Работа Саймонтона предлагает первые объяснения, почему, скажем, Иоганн Штраус отстаивал перед Арнольдом Шёнбергом новую тогда мысль, что вальсировать всю ночь – приятно. А размышления Харрис могут помочь понять, почему поколение, повзрослевшее, вальсируя под Штрауса, не вернется к Шёнбергу. Но как биолог я упорно возвращаюсь к факту, что мы, люди, здесь не одиноки и ни величие, ни групповая идентификация не говорят нам достаточно, чтобы понять, почему старые звери не хотят пробовать новую еду.
Где-то посреди этих раздумий меня осенило: а что, если я задаю не тот вопрос? Может быть, вопрос не в том, почему по мере старения мы пренебрегаем новым. Может быть, наоборот, надо спрашивать – почему по мере старения мы тоскуем по тому, что нам хорошо знакомо?
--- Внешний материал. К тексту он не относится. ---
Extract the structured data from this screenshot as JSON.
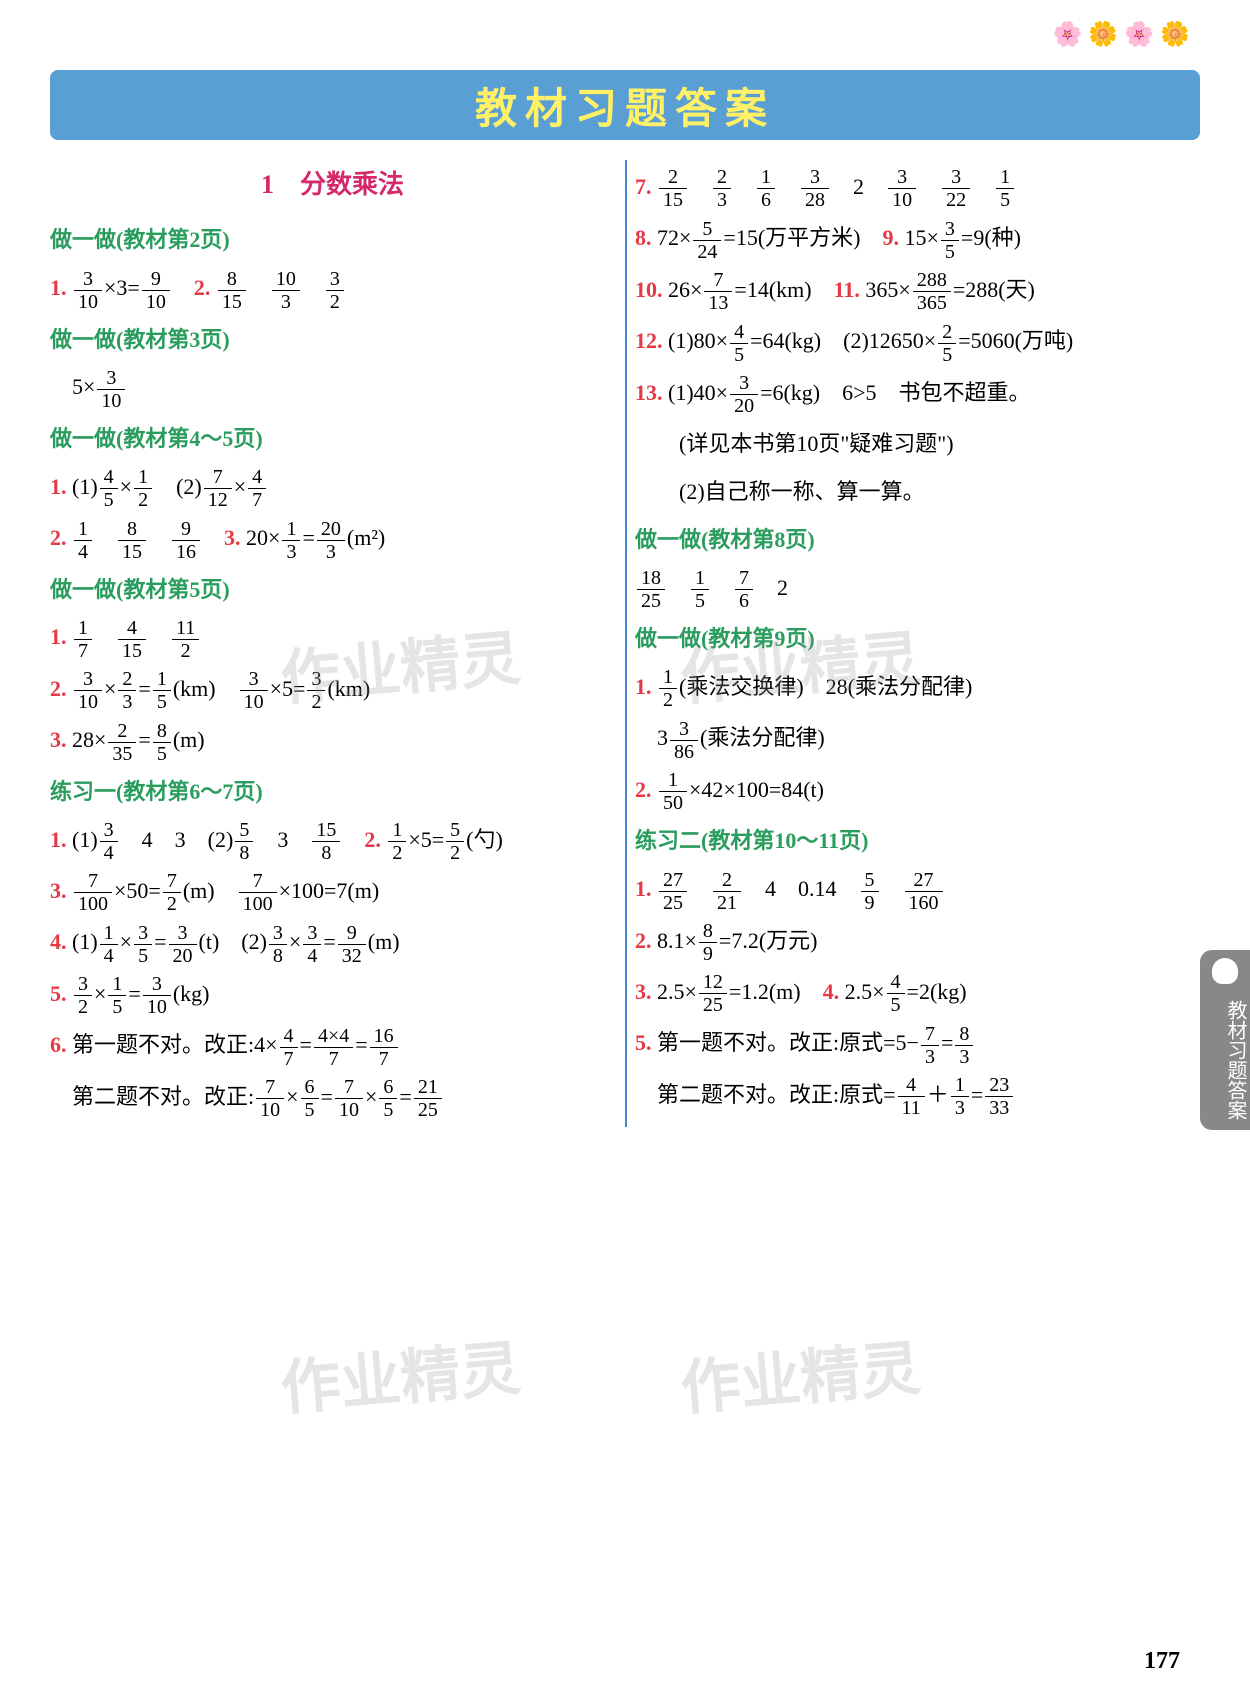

Трейси Киддер прекрасно запечатлела это в книге «Старые друзья» (Old friends): пациент дома престарелых говорит о забывчивом соседе: «Слушая воспоминания Лу первые два раза, умираешь от скуки. Но когда слушаешь их много раз, они становятся старыми друзьями. Они успокаивают». В определенный период детства малыши с ума сходят по повторению: они радуются, что освоили правила. Может быть, удовольствие на другом конце жизни состоит в осознании, что правила по-прежнему существуют и мы тоже. Если познание в старости требует повторов, то, вероятно, это гуманная причуда эволюции – успокаивать нас этой повторяемостью. Когда умирал Игорь Стравинский, он снова и снова стучал своим кольцом по металлической спинке больничной койки, каждый раз пугая жену. В конце концов она, в легком раздражении, спросила, зачем он это делает, если знает, что она все еще рядом. «Но я хочу знать, что я все еще существую», – ответил он. Может быть, повторяемость и покой движения по знакомой, неизменной территории – это наш стук по спинке койки.